How long, oh Lord, how long?
“social distancing is going to remain a "very big part of life", until an effective treatment or vaccine can be found.”
RTE’s reported on this Minister for Health’s assessment of how this virus will continue to change how we live our lives.
The rolling three week extensions to the restrictions were probably the right way to help people find a way into this social wrench. But there comes a point- which we’re pretty much at now- when we approach the end of another designated lockdown period and it’s time to start acknowledging that this isn’t going away any particular time soon.
The consequences and impact of that fact are going to reshape and determine society and politics for years to come.
As things stand, we’re still only a few weeks in. And a vaccine is likely a year to 18 months away.
How we get from here to there with the minimum amount of deaths is the primary moral question right now. But we’ve hardly had a chance to consider the political ramifications of it- let alone form answers beyond carrying on with our emergency measures.
South Korea reported high numbers of reinfections in their ‘second wave’. This means healthy people can get the virus, get better, but end up getting it again. So much for the UK’s herd immunity plan, designed originally for a new flu.
Absolute Melt has Meltdown
The US President railed at facts, true statements, the press, the US Constitution, Governors of states and women for a bloc of time on live TV. No doubt he will be pleased with the ratings, as people from around the world tuned in to see a moral homunculus scream into his own internal void.

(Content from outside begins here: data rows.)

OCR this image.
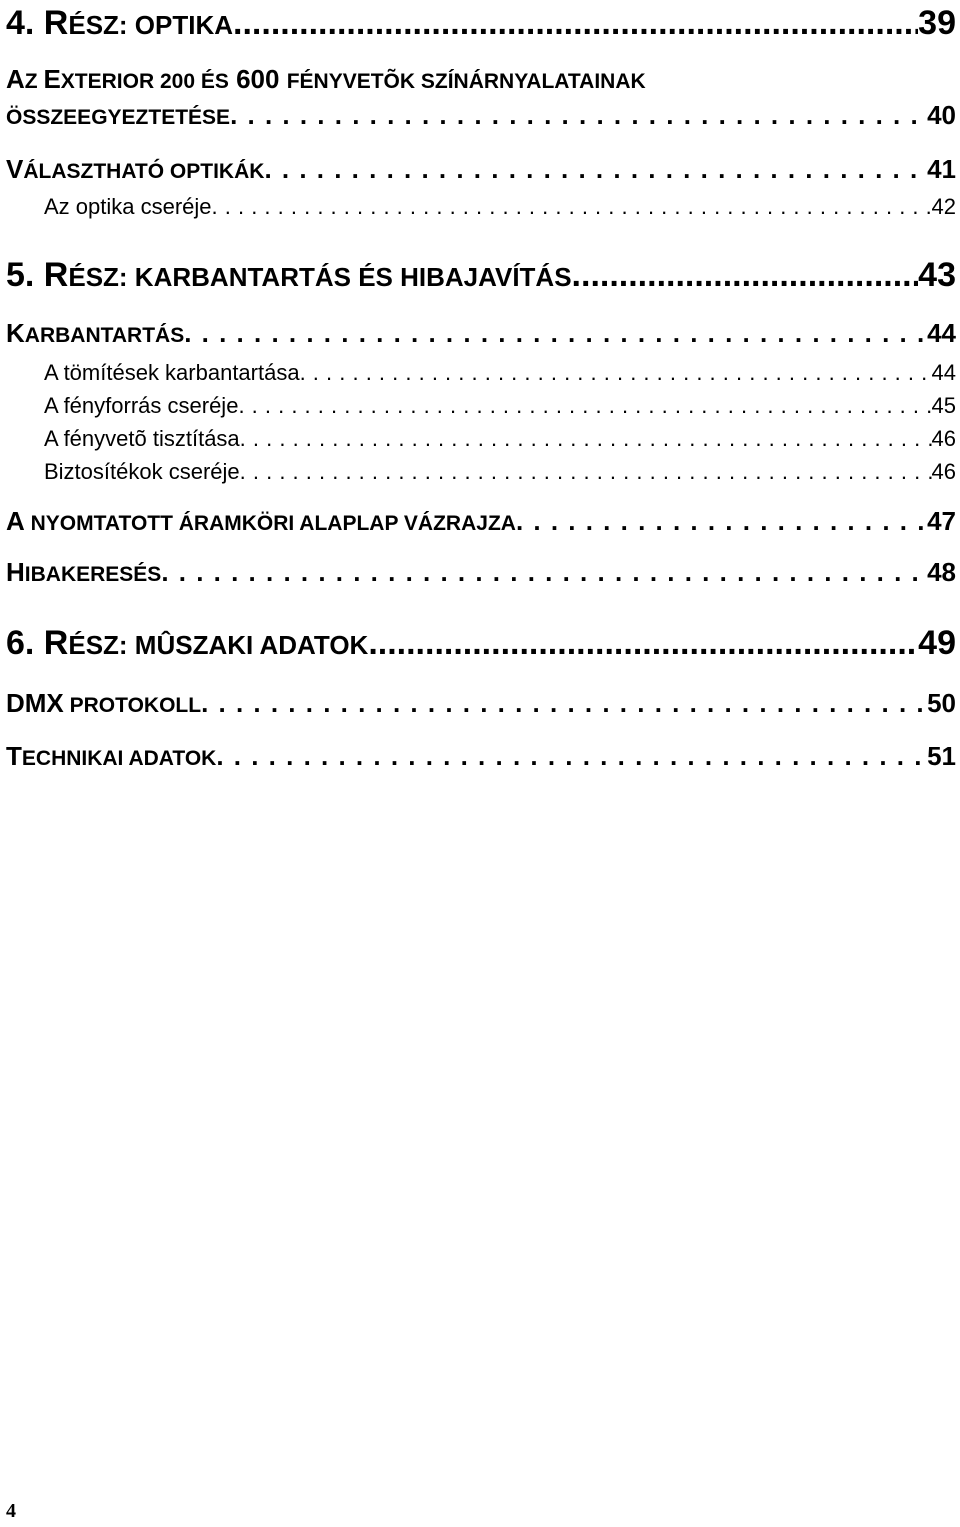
4. RÉSZ: OPTIKA .....	39
AZ EXTERIOR 200 ÉS 600 FÉNYVETÕK SZÍNÁRNYALATAINAK
ÖSSZEEGYEZTETÉSE . . .	40
VÁLASZTHATÓ OPTIKÁK . . .	41
Az optika cseréje . . .	42
5. RÉSZ: KARBANTARTÁS ÉS HIBAJAVÍTÁS .....	43
KARBANTARTÁS . . .	44
A tömítések karbantartása . . .	44
A fényforrás cseréje . . .	45
A fényvetõ tisztítása . . .	46
Biztosítékok cseréje . . .	46
A NYOMTATOTT ÁRAMKÖRI ALAPLAP VÁZRAJZA . . .	47
HIBAKERESÉS . . .	48
6. RÉSZ: MÛSZAKI ADATOK .....	49
DMX PROTOKOLL . . .	50
TECHNIKAI ADATOK . . .	51
4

Meanwhile, Bernie Sanders endorsed Joe Biden, basically on the grounds othat Trump was so bad that anything displaying sentience was preferable for the continuance of life and civilisation.
Can’t get the staff these days
In the UK a dossier containing transcripts of WhatsApp messages leaked. It showed that Labour Party staff had done what they could to both undermine the Labour leader, and the Labour Party in the run up to the 2017 election. This included not addressing complaints of anti-semitism and tipping off named members of the press when a shadow minister was hiding in a cupboard and crying at the ferocity of racism she was faced with, so that she could be humiliated further.
“45 minutes after the exit poll revealed that Labour had overturned the Conservative majority, one senior official said the result was the “opposite to what I had been working towards for the last couple of years”, describing themselves and their allies as “silent and grey-faced” and in need of counselling.“
Anti-Corbyn Labour officials worked to lose general election to oust leader, leaked dossier finds
One of the staffers involved has been tipped for a leadership role under the new party leader.